People denounce blending with ULP saying it makes the mixture hard to light because Diesel works on cetane, the ability to light on compression and Petrol works on octane, the ability to resist compression ignition. They therefore argue that Petrol in a diesel is a bad thing.
Typically, they parrot the same thing the last guy said without ever thinking the theory through for themselves.
I have played with high performance engines. at 10:1 in a spark engine, your well aware of trying to keep pre ignition under control. With computers that can pull the heck out of the timing you can get away with it but still 12:1 would be way out there on the ragged and unreliable edge. A Diesel at the lower mid compression range is going to be 16:1. many run around 22:1 and some cutting edge engines are closer to 30:1.
If it takes " trickery" to get a 12:1 engine to not eat itself, how do people think that same fuel is going to resist or be slower to light off in an engine doing 16:1 and above?
It is illogical and makes no sense. It's also the very property I count on when I used it in oil to bring the WVO back closer to the light off point of regular diesel on engines that have not had the timing changed.
I like blending with ULP for several reasons..... It's cheap, it's thinner than anything else, it's available and it helps wit the timing as mentioned.
Given the choice, I'd blend with Kero or turps. Their Drawbacks for me are nearly impossible to get in bulk as from a servo and costs double or more than ULP when and if you can get it.
Blending with Diesel is not great to me. You are starting with the base viscosity you are aiming for not something thinner. To me, blending ith diesel does not give you thin oil, it gives you thick Diesel. It would be impractical to bring oil down to diesel viscosity with ulp but I would say you would do a better job in the real world than you would with Dino.
I don't blend with ULP over 15% I also found triple blends to work the best when things get real tough..... WVO/ ULP/ Kero-turps. Once I hit the 15% ULP, the rest would be kero from there.
Mercedes advised up to 40% ULP in their old OM617 Diesels ( till late '80's ) but the temp for that was similar, about -30C. Their rules as I found in practice was back off the ULP as the temp gets warmer.
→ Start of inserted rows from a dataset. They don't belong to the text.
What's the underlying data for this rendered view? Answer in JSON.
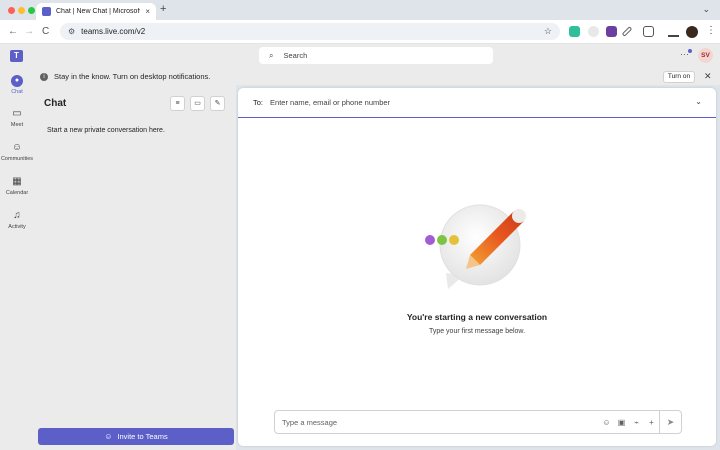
{
  "browser": {
    "tab_title": "Chat | New Chat | Microsoft T",
    "tab_close": "×",
    "new_tab": "+",
    "tab_menu": "⌄",
    "url": "teams.live.com/v2",
    "back": "←",
    "forward": "→",
    "reload": "C",
    "bookmark": "☆",
    "menu": "⋮",
    "colors": {
      "close": "#ff5f57",
      "minimize": "#febc2e",
      "maximize": "#28c840"
    }
  },
  "header": {
    "logo_letter": "T",
    "search_placeholder": "Search",
    "search_icon": "⌕",
    "more": "···",
    "avatar_initials": "SV"
  },
  "banner": {
    "icon": "i",
    "message": "Stay in the know. Turn on desktop notifications.",
    "turn_on": "Turn on",
    "close": "✕"
  },
  "rail": {
    "items": [
      {
        "label": "Chat",
        "icon": "chat-icon",
        "glyph": "●"
      },
      {
        "label": "Meet",
        "icon": "video-icon",
        "glyph": "▭"
      },
      {
        "label": "Communities",
        "icon": "communities-icon",
        "glyph": "☺"
      },
      {
        "label": "Calendar",
        "icon": "calendar-icon",
        "glyph": "▦"
      },
      {
        "label": "Activity",
        "icon": "bell-icon",
        "glyph": "♫"
      }
    ]
  },
  "chatlist": {
    "title": "Chat",
    "filter": "≡",
    "meet": "▭",
    "new_chat": "✎",
    "empty": "Start a new private conversation here.",
    "invite_label": "Invite to Teams",
    "invite_icon": "☺"
  },
  "conversation": {
    "to_label": "To:",
    "to_placeholder": "Enter name, email or phone number",
    "chevron": "⌄",
    "heading": "You're starting a new conversation",
    "subtext": "Type your first message below.",
    "composer_placeholder": "Type a message",
    "emoji": "☺",
    "gif": "▣",
    "attach": "⌁",
    "add": "+",
    "send": "➤"
  },
  "colors": {
    "accent": "#5b5fc7",
    "rail_bg": "#ebebeb",
    "dot_purple": "#a35bd6",
    "dot_green": "#7cc443",
    "dot_yellow": "#e3c23a"
  }
}
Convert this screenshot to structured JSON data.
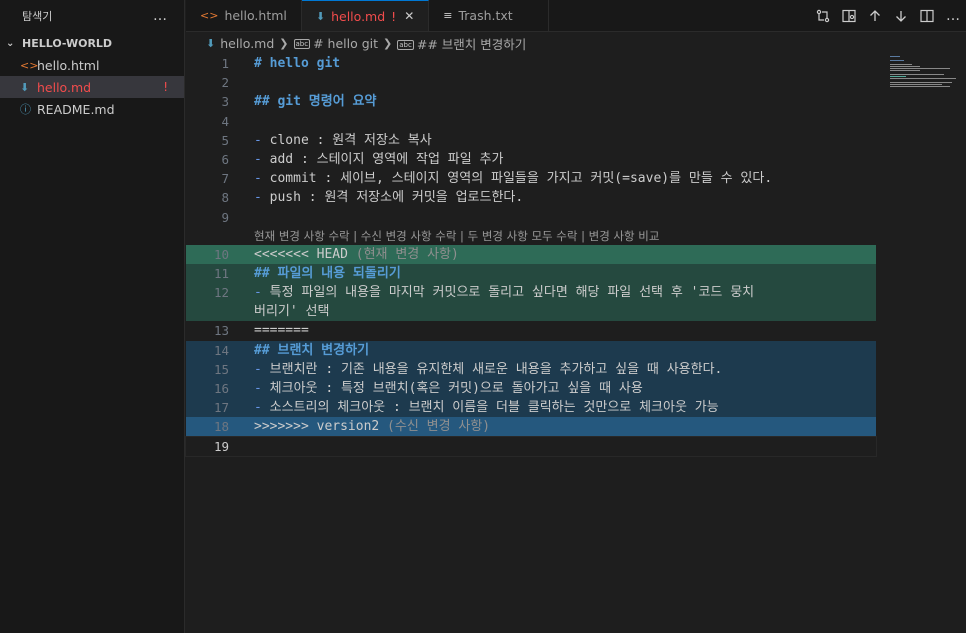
{
  "sidebar": {
    "title": "탐색기",
    "more_icon": "…",
    "folder": "HELLO-WORLD",
    "files": [
      {
        "name": "hello.html",
        "icon": "html-icon",
        "glyph": "<>",
        "color": "#e37933"
      },
      {
        "name": "hello.md",
        "icon": "markdown-icon",
        "glyph": "⬇",
        "color": "#519aba",
        "active": true,
        "badge": "!"
      },
      {
        "name": "README.md",
        "icon": "info-icon",
        "glyph": "ⓘ",
        "color": "#519aba"
      }
    ]
  },
  "tabs": [
    {
      "label": "hello.html",
      "glyph": "<>",
      "color": "#e37933"
    },
    {
      "label": "hello.md",
      "glyph": "⬇",
      "color": "#519aba",
      "active": true,
      "mod": "!",
      "close": "✕"
    },
    {
      "label": "Trash.txt",
      "glyph": "≡",
      "color": "#cccccc"
    }
  ],
  "breadcrumb": [
    "hello.md",
    "# hello git",
    "## 브랜치 변경하기"
  ],
  "codelens": "현재 변경 사항 수락 | 수신 변경 사항 수락 | 두 변경 사항 모두 수락 | 변경 사항 비교",
  "lines": {
    "l1": "# hello git",
    "l3": "## git 명령어 요약",
    "l5a": "clone",
    "l5b": " : 원격 저장소 복사",
    "l6a": "add",
    "l6b": " : 스테이지 영역에 작업 파일 추가",
    "l7a": "commit",
    "l7b": " : 세이브, 스테이지 영역의 파일들을 가지고 커밋(=save)를 만들 수 있다.",
    "l8a": "push",
    "l8b": " : 원격 저장소에 커밋을 업로드한다.",
    "l10a": "<<<<<<< HEAD",
    "l10b": " (현재 변경 사항)",
    "l11": "## 파일의 내용 되돌리기",
    "l12a": " 특정 파일의 내용을 마지막 커밋으로 돌리고 싶다면 해당 파일 선택 후 '코드 뭉치",
    "l12b": "버리기' 선택",
    "l13": "=======",
    "l14": "## 브랜치 변경하기",
    "l15": " 브랜치란 : 기존 내용을 유지한체 새로운 내용을 추가하고 싶을 때 사용한다.",
    "l16": " 체크아웃 : 특정 브랜치(혹은 커밋)으로 돌아가고 싶을 때 사용",
    "l17": " 소스트리의 체크아웃 : 브랜치 이름을 더블 클릭하는 것만으로 체크아웃 가능",
    "l18a": ">>>>>>> version2",
    "l18b": " (수신 변경 사항)",
    "bullet": "-"
  },
  "line_numbers": [
    "1",
    "2",
    "3",
    "4",
    "5",
    "6",
    "7",
    "8",
    "9",
    "10",
    "11",
    "12",
    "13",
    "14",
    "15",
    "16",
    "17",
    "18",
    "19"
  ]
}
No need to run 15% in summer, 5% may be fine. Listen to what your vehicle is telling you and get a feel for it. I say anything over 5% looses power for the benifit of thinner oil and easier starts. Once the engine is ru8nning and warmed up, over 5% ulp is detrimental to performance.
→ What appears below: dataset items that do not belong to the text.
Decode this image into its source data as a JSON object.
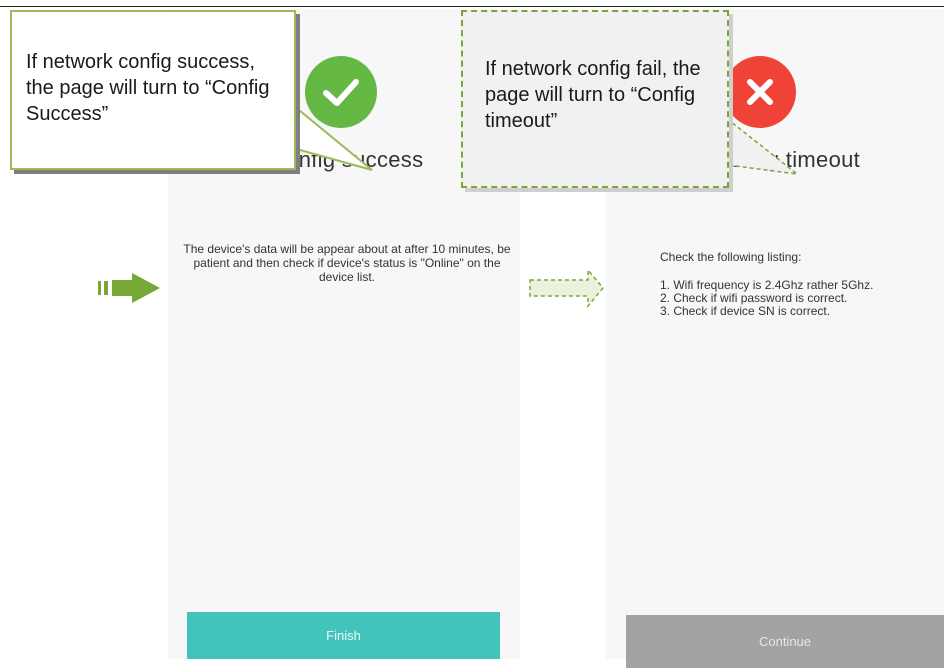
{
  "success_screen": {
    "title": "Config success",
    "message": "The device's data will be appear about at after 10 minutes,  be patient and then check if device's status is \"Online\" on the device list.",
    "button_label": "Finish",
    "icon": "checkmark-icon",
    "accent_color": "#42c4bd"
  },
  "timeout_screen": {
    "title": "Config timeout",
    "heading": "Check the following listing:",
    "items": [
      "1. Wifi frequency is 2.4Ghz rather 5Ghz.",
      "2. Check if wifi password is correct.",
      "3. Check if device SN is correct."
    ],
    "button_label": "Continue",
    "icon": "cross-icon",
    "button_color": "#a3a3a3"
  },
  "callouts": {
    "success": "If network config success, the page will turn to “Config Success”",
    "fail": "If network config fail, the page will turn to “Config timeout”"
  },
  "colors": {
    "success_green": "#66b845",
    "error_red": "#ee4336",
    "callout_border": "#9bbb59",
    "arrow_green": "#77a836"
  }
}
Mate of mine works on military aircraft and get what is drained from their tanks which is Jet-A1 or JP4 ( or is it JP-3 ?? Can't remember now but it's glorified Kero with additives, anti corrosion and Cold from memory) He " reverse blends" as I say and puts something like 30% oil in the jet fuel. He's running a late model common rail diesel on this mix and has about 4 years now with no problem. He reckons the thing runs far better on this than pump diesel. I tried regular blending with the drums he gives me from time to time and it works great. I also went to the airport and got some Jet-A1 but it was still more pricey than petrol and the anti cold additives ( Liquid to -40 , yes MINUS 40) make the stuff hard on your hands and leave a thick powdery residue if you spill or splash any.
As mentioned I have also blended with Turps which came in the form of a drum of " Printers press wash". Used o get than from a place that got it by the IBC and always left close to 100L in the bottom of each drum.
that was good to blend with, just like kerosene. Tested paint thinners, much like weak ULP but too expensive for practical use unless you could get dregs from drums or the like.
To me blending is a very over looked and under utilized way of running oil . It requires virtually no extra work over just filtering and drying the oil and you can " Tune" it to the weather and conditions fpr best starting and performance of your engine.